Thursday, January 5, 2012

Taxonomy Mapping Engine in Use

Our team is in Annual Trends Report Mode. Yesterday we published our first of seven Trends Reports tracking Mergers & Acquisitions in the Media and Software Sectors. This report is for the media space. One part of the report is to collect the deals that for this space. We use an auto-population algorithm that fills the lists many times a day. We then use an Industry Map and rules set that maps the categorized deals into a simple flat taxonomy just used for this report. We can then compare sub-segments of the Sector to see which segments are performing better or worse. Note we do this for 7 different reports each with its own Industry Map and rules set. We never have to categorize a deal more than one time. The mapping engine puts the deals into the appropriate bins for that report. Check it out here.

Wednesday, January 4, 2012

Flying a Kite - Starting a Taxonomy

For Christmas, I got this wonderful book about the Brooklyn Bridge. It is called "The Great Bridge" by David McCullough. One part, he wrote about the first bridge to cross the Niagara Gorge built by Charles Ellet. The way Ellet started the bridge was to offer five dollars the first American boy who could fly a kite over to the Canadian side of the gorge. The bridge span was 1,010 feet, and young Homer Walsh won the prize. Ellet took the kite string that spanned the gorge, and tied successively heavier cords and pulled them across the gorge until he had a heavy cable spanning the gorge and from that he built his bridge.

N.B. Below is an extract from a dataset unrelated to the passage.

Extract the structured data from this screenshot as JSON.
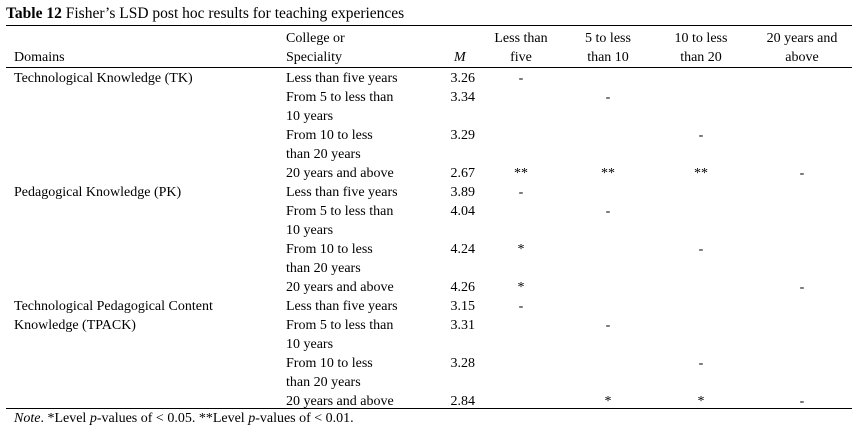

This story reminded me of our team's first efforts of building a business taxonomy. We started with a simple flat set of categories, and then added a second set of categories. After that we migrated to hierarchical trees, and then to banyans, and today we are ever adding features and complexity to our business taxonomy. But we could not have gotten to where we are today, unless we had first tried our first simple solution to span our own problem.